Fannie, the largest single participant in multifamily mortgage debt, is anticipating a 30 percent jump in multifamily housing starts in 2012, according to recent estimations. Starts could increase from 178,000 in 2011 to 231,000 in 2012 and then 278,000 in 2013.
And Fannie is shaping its business around those projections. According to the Federal Reserve’s latest Flow of Funds report, the GSE made up 21.2 percent of the Q4 2011 multifamily mortgage debt, and as a result, it grew at a 4.8 percent annualized rate during the quarter to $178.6 billion, its most impressive quarter of the year.
In addition, Freddie Mac accounts for 12.2 percent of the market, and for the seventh consecutive quarter, Ginnie Mae was the fastest growing participant in the market, increasing is balance at an 18 percent annualized rate that totaled $60.6 billion.
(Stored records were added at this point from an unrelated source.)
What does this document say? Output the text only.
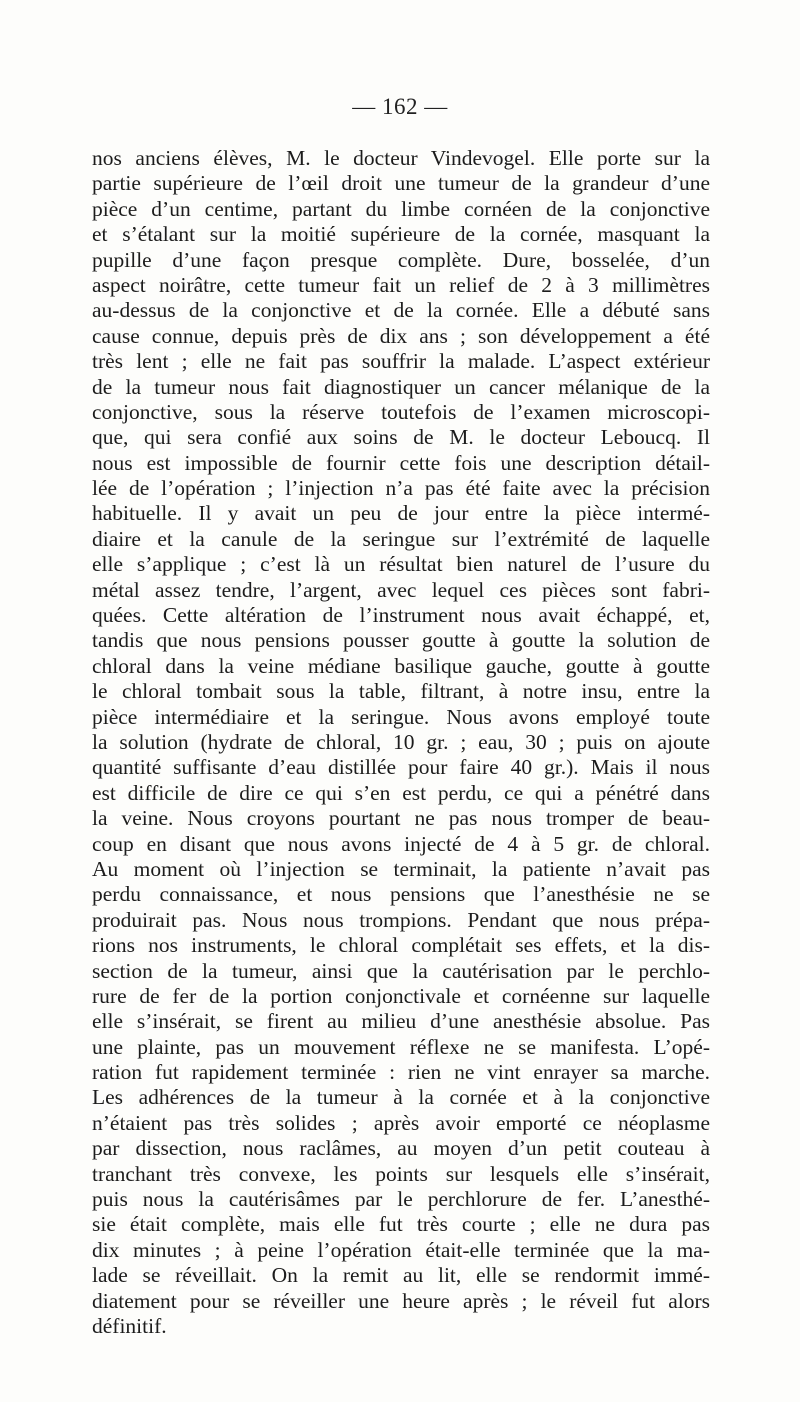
— 162 —
nos anciens élèves, M. le docteur Vindevogel. Elle porte sur la
partie supérieure de l’œil droit une tumeur de la grandeur d’une
pièce d’un centime, partant du limbe cornéen de la conjonctive
et s’étalant sur la moitié supérieure de la cornée, masquant la
pupille d’une façon presque complète. Dure, bosselée, d’un
aspect noirâtre, cette tumeur fait un relief de 2 à 3 millimètres
au-dessus de la conjonctive et de la cornée. Elle a débuté sans
cause connue, depuis près de dix ans ; son développement a été
très lent ; elle ne fait pas souffrir la malade. L’aspect extérieur
de la tumeur nous fait diagnostiquer un cancer mélanique de la
conjonctive, sous la réserve toutefois de l’examen microscopi-
que, qui sera confié aux soins de M. le docteur Leboucq. Il
nous est impossible de fournir cette fois une description détail-
lée de l’opération ; l’injection n’a pas été faite avec la précision
habituelle. Il y avait un peu de jour entre la pièce intermé-
diaire et la canule de la seringue sur l’extrémité de laquelle
elle s’applique ; c’est là un résultat bien naturel de l’usure du
métal assez tendre, l’argent, avec lequel ces pièces sont fabri-
quées. Cette altération de l’instrument nous avait échappé, et,
tandis que nous pensions pousser goutte à goutte la solution de
chloral dans la veine médiane basilique gauche, goutte à goutte
le chloral tombait sous la table, filtrant, à notre insu, entre la
pièce intermédiaire et la seringue. Nous avons employé toute
la solution (hydrate de chloral, 10 gr. ; eau, 30 ; puis on ajoute
quantité suffisante d’eau distillée pour faire 40 gr.). Mais il nous
est difficile de dire ce qui s’en est perdu, ce qui a pénétré dans
la veine. Nous croyons pourtant ne pas nous tromper de beau-
coup en disant que nous avons injecté de 4 à 5 gr. de chloral.
Au moment où l’injection se terminait, la patiente n’avait pas
perdu connaissance, et nous pensions que l’anesthésie ne se
produirait pas. Nous nous trompions. Pendant que nous prépa-
rions nos instruments, le chloral complétait ses effets, et la dis-
section de la tumeur, ainsi que la cautérisation par le perchlo-
rure de fer de la portion conjonctivale et cornéenne sur laquelle
elle s’insérait, se firent au milieu d’une anesthésie absolue. Pas
une plainte, pas un mouvement réflexe ne se manifesta. L’opé-
ration fut rapidement terminée : rien ne vint enrayer sa marche.
Les adhérences de la tumeur à la cornée et à la conjonctive
n’étaient pas très solides ; après avoir emporté ce néoplasme
par dissection, nous raclâmes, au moyen d’un petit couteau à
tranchant très convexe, les points sur lesquels elle s’insérait,
puis nous la cautérisâmes par le perchlorure de fer. L’anesthé-
sie était complète, mais elle fut très courte ; elle ne dura pas
dix minutes ; à peine l’opération était-elle terminée que la ma-
lade se réveillait. On la remit au lit, elle se rendormit immé-
diatement pour se réveiller une heure après ; le réveil fut alors
définitif.
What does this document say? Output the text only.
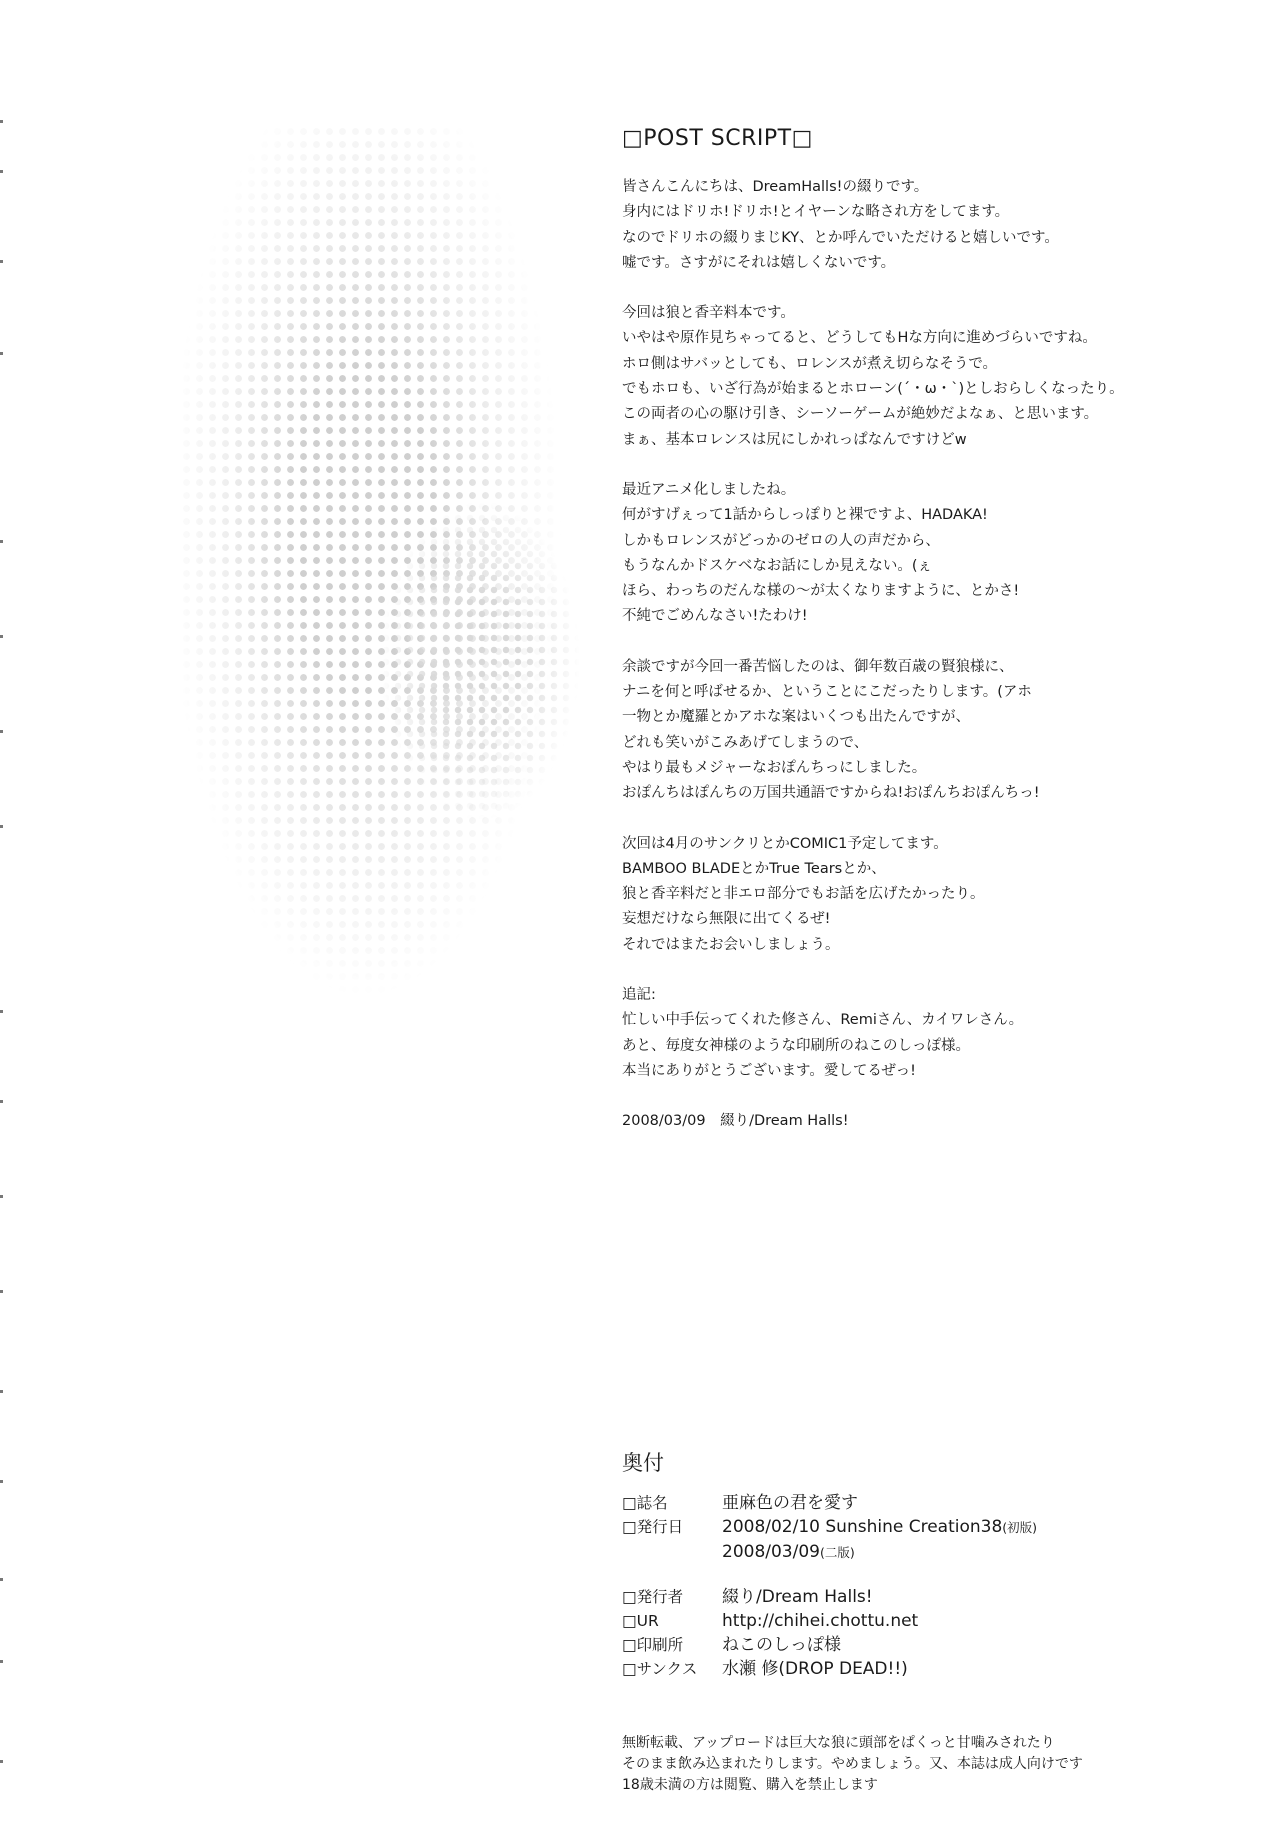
□POST SCRIPT□
皆さんこんにちは、DreamHalls!の綴りです。
身内にはドリホ!ドリホ!とイヤーンな略され方をしてます。
なのでドリホの綴りまじKY、とか呼んでいただけると嬉しいです。
嘘です。さすがにそれは嬉しくないです。
今回は狼と香辛料本です。
いやはや原作見ちゃってると、どうしてもHな方向に進めづらいですね。
ホロ側はサバッとしても、ロレンスが煮え切らなそうで。
でもホロも、いざ行為が始まるとホローン(´・ω・`)としおらしくなったり。
この両者の心の駆け引き、シーソーゲームが絶妙だよなぁ、と思います。
まぁ、基本ロレンスは尻にしかれっぱなんですけどw
最近アニメ化しましたね。
何がすげぇって1話からしっぽりと裸ですよ、HADAKA!
しかもロレンスがどっかのゼロの人の声だから、
もうなんかドスケベなお話にしか見えない。(ぇ
ほら、わっちのだんな様の～が太くなりますように、とかさ!
不純でごめんなさい!たわけ!
余談ですが今回一番苦悩したのは、御年数百歳の賢狼様に、
ナニを何と呼ばせるか、ということにこだったりします。(アホ
一物とか魔羅とかアホな案はいくつも出たんですが、
どれも笑いがこみあげてしまうので、
やはり最もメジャーなおぽんちっにしました。
おぽんちはぽんちの万国共通語ですからね!おぽんちおぽんちっ!
次回は4月のサンクリとかCOMIC1予定してます。
BAMBOO BLADEとかTrue Tearsとか、
狼と香辛料だと非エロ部分でもお話を広げたかったり。
妄想だけなら無限に出てくるぜ!
それではまたお会いしましょう。
追記:
忙しい中手伝ってくれた修さん、Remiさん、カイワレさん。
あと、毎度女神様のような印刷所のねこのしっぽ様。
本当にありがとうございます。愛してるぜっ!
2008/03/09　綴り/Dream Halls!
奥付
□誌名	亜麻色の君を愛す
□発行日	2008/02/10 Sunshine Creation38(初版)
2008/03/09(二版)
□発行者	綴り/Dream Halls!
□UR	http://chihei.chottu.net
□印刷所	ねこのしっぽ様
□サンクス	水瀬 修(DROP DEAD!!)
無断転載、アップロードは巨大な狼に頭部をぱくっと甘噛みされたり
そのまま飲み込まれたりします。やめましょう。又、本誌は成人向けです
18歳未満の方は閲覧、購入を禁止します
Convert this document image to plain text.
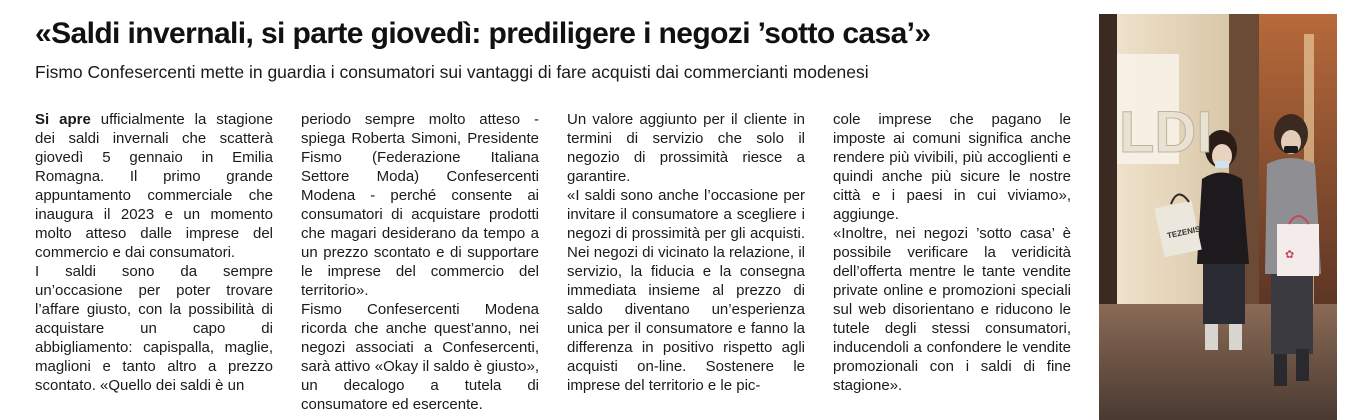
«Saldi invernali, si parte giovedì: prediligere i negozi ’sotto casa’»

Fismo Confesercenti mette in guardia i consumatori sui vantaggi di fare acquisti dai commercianti modenesi

Si apre ufficialmente la stagione dei saldi invernali che scatterà giovedì 5 gennaio in Emilia Romagna. Il primo grande appuntamento commerciale che inaugura il 2023 e un momento molto atteso dalle imprese del commercio e dai consumatori.

I saldi sono da sempre un’occasione per poter trovare l’affare giusto, con la possibilità di acquistare un capo di abbigliamento: capispalla, maglie, maglioni e tanto altro a prezzo scontato. «Quello dei saldi è un

periodo sempre molto atteso - spiega Roberta Simoni, Presidente Fismo (Federazione Italiana Settore Moda) Confesercenti Modena - perché consente ai consumatori di acquistare prodotti che magari desiderano da tempo a un prezzo scontato e di supportare le imprese del commercio del territorio».

Fismo Confesercenti Modena ricorda che anche quest’anno, nei negozi associati a Confesercenti, sarà attivo «Okay il saldo è giusto», un decalogo a tutela di consumatore ed esercente.

Un valore aggiunto per il cliente in termini di servizio che solo il negozio di prossimità riesce a garantire.

«I saldi sono anche l’occasione per invitare il consumatore a scegliere i negozi di prossimità per gli acquisti. Nei negozi di vicinato la relazione, il servizio, la fiducia e la consegna immediata insieme al prezzo di saldo diventano un’esperienza unica per il consumatore e fanno la differenza in positivo rispetto agli acquisti on-line. Sostenere le imprese del territorio e le pic-

cole imprese che pagano le imposte ai comuni significa anche rendere più vivibili, più accoglienti e quindi anche più sicure le nostre città e i paesi in cui viviamo», aggiunge.

«Inoltre, nei negozi ’sotto casa’ è possibile verificare la veridicità dell’offerta mentre le tante vendite private online e promozioni speciali sul web disorientano e riducono le tutele degli stessi consumatori, inducendoli a confondere le vendite promozionali con i saldi di fine stagione».

TEZENIS
✿
LDI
Government entities, though, are far from the only mortgage servicers joining the multifamily party. Even though Fannie, Freddie and the FHA hit their highest volumes ever for multifamily loans in 2011, their total market share has declined from 85 percent in 2009 to 63 percent in 2010 and 57 percent in 2011. As the MBA explained in the 2011 Commercial Real Estate/Multifamily Finance: Annual Origination Volume Summation, multifamily, at $77.4 billion, was by far the most active segment of the report, with only office properties, at $34.4 billion, even coming close.
All in all it’s been an extraordinarily positive year thus far for multifamily. In March, the National Association of Home Builders’ Multifamily Production Index increased for the sixth consecutive quarter, reaching its highest level since the fourth quarter of 2005, and the Architecture Billings Index, a leading economic indicator of future construction activity, was positive in March, and multifamily billings were among the strongest segments of the index.